Watership Down is an incredible book. It is the story of an epic journey of a small band of wild rabbits. Fiver, the prophet, predicts imminent destruction and, under the leadership of his brother Hazel, the rabbits leave the familiar security of their warren and brave the unknown countryside in search of a new home. Unconsciously, the reader slides into a completely new dimension, joins Hazel and his friends, sees the world through their eyes, smells the dangers, suffers the hardships and terrors till they reach the perfect home— Watership Down. But the journey does not end there. Does (female rabbits) are required to establish the warren and the search begins again, leading to fearsome adventures in the dictator-state warren Efraha ruled by the terrible General Woundwort. Eventually the odyssey ends with a tragic but triumphant battle and Watership Down flourishes as a prosperous warren.
This is no once-upon-a-time story. It is a novel of very real rabbits who feel and think as wild animals. Richard Adams has studied the life-style of rabbits and substantiates his work with references to R.M. Lockley’s The Private Life of the Rabbit with footnotes. The book reveals an incredible insight not only into the minds of rabbits but also of human beings. … .

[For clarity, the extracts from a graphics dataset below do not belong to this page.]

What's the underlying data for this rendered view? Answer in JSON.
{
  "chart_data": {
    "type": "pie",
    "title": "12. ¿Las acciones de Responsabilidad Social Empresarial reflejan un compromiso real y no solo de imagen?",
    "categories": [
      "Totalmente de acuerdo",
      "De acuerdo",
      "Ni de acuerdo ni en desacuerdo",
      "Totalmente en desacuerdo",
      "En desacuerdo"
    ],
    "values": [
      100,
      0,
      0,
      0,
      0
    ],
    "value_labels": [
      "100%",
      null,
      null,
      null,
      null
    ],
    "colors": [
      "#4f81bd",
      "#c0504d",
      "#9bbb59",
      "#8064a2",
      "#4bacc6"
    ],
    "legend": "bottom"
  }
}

One of the most beautiful passages is Hazel’s first glimpse of a road which he mistook for a river—black, smooth and straight between its banks, yet a spider could run across it. To him it was not natural, it smelt of tar and oil. The explanation was provided by the most ‘experienced’ rabbit, ‘It’s a man-thing’, made for machines that actually run faster than rabbits but are harmless unless one crosses their path.